CAPSTONE PROJECT: WORD PREDICTOR APPLICATION (Slide 1)
INTRODUCTION (Slide 2)
- The goal of this application is to predict next word from the word input
- Analysis a large sample of text (blog, new, twitter) from the Swiftkey Database
- Determine the most frequent 1, 2 and 3 word combinations (ngrams)
- The analysis involves many lines of code for implementing the algorithm
- A simple method for word prediction is applied
DATA PROCESSING (Slide 3)
- The original data set consists of 3 text files from twitter, news and blog
- A subset of the data is used for this exploratory analysis
- A random sample of 1% of the data is retained due to resource constraints
- The sampled from each source is combined and some processing is performed to clean the text
- The Text is converted to lower case and then split into individual words sequentially
- Punctuation is removed from the beginning or end of any word while contractions are retained
- Any words matching a list of profane words are also removed
- Any stopwords are also removed
SUMMARY OF DATA (Slide 4)
- The sample data set (1%) contained 707668 words
- The frequent words for single word (unigram), two words (bigram), three words (trigram), and wordcloud is shown in these figures:

BASIC NGRAM MODEL - SIMPLE BACK-OFF (Slide 5)

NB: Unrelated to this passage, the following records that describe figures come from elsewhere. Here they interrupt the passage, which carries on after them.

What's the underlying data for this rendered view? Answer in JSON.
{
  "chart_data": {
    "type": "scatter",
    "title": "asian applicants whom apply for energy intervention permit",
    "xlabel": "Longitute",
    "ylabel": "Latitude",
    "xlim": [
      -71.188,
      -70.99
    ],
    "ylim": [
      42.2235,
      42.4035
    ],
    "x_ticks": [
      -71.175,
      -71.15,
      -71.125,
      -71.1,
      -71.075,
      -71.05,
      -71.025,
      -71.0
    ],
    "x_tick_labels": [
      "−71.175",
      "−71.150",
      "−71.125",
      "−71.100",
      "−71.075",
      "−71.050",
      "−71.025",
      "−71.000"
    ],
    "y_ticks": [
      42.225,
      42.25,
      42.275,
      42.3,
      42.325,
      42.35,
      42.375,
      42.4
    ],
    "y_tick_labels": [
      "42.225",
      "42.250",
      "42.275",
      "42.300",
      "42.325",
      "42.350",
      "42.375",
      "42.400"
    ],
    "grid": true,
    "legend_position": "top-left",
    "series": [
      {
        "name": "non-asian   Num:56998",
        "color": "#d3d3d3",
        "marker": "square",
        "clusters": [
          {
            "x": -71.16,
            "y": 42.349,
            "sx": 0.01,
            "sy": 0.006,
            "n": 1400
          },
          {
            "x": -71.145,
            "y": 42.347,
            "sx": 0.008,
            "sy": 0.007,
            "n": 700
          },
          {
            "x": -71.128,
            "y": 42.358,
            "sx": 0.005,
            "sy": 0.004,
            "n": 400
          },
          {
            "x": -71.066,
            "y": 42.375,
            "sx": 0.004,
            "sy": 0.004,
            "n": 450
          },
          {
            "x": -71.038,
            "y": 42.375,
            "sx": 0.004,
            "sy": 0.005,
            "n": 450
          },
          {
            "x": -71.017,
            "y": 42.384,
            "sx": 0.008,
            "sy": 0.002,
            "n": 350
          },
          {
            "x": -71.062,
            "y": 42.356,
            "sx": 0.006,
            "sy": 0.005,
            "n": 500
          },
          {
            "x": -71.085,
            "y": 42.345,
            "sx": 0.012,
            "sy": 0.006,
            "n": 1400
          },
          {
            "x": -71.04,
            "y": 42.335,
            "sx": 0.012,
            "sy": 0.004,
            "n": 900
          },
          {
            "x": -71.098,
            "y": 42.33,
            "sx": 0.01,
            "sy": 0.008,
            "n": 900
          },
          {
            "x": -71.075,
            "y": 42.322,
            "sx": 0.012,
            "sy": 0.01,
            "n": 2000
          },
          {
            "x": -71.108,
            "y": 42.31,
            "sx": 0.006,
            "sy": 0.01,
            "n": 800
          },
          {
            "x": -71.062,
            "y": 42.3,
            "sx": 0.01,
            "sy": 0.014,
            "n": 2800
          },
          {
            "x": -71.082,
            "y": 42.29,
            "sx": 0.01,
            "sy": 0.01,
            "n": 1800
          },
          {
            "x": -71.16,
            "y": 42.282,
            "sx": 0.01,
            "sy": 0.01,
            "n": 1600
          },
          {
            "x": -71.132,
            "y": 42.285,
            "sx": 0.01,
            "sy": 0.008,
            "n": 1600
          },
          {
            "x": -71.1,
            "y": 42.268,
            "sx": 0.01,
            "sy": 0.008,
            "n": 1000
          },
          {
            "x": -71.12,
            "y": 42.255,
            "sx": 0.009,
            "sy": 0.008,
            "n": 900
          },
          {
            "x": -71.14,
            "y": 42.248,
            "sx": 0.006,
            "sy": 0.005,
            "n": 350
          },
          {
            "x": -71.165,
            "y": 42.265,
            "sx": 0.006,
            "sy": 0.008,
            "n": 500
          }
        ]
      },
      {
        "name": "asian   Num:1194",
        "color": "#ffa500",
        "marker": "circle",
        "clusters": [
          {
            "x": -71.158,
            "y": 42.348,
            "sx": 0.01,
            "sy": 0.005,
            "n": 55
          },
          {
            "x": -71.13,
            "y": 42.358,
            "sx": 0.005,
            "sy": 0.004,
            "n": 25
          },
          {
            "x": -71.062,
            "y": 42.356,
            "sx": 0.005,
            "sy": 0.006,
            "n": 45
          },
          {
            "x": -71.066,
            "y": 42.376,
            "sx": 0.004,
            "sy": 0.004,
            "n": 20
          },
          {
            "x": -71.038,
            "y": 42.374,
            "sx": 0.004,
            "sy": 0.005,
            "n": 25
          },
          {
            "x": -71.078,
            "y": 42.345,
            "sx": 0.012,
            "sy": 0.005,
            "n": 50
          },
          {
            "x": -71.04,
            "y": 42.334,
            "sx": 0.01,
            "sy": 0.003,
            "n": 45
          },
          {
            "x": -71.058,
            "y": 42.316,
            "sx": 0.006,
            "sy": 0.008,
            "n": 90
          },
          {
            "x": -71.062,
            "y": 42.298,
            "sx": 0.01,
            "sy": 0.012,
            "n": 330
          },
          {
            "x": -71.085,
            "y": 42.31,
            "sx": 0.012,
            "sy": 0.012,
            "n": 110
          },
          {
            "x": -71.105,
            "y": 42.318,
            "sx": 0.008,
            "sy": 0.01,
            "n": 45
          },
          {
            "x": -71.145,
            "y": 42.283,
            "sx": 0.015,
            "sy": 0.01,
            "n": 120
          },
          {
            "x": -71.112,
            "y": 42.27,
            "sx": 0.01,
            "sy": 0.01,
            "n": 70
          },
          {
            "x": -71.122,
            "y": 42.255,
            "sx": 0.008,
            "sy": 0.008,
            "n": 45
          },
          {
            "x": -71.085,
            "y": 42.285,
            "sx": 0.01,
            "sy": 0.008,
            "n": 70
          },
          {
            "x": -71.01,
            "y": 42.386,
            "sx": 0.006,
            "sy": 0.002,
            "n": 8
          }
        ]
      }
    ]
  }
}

- The data has been divided into frame, which contain individual words as well as the resulting ngrams
- A single word as text input is matched in a list of the first word in the most common bigrams
- The top three matches are used to provide the top three most likely next words
- Given multiple words as input, the last two of these words are matched against the first two words of the most common trigrams
- The most three likely next words in the trigram list are returned
- The model does not account for non-matching input such as misspelled words or less common phrases
- The future will consider to include fourgrams model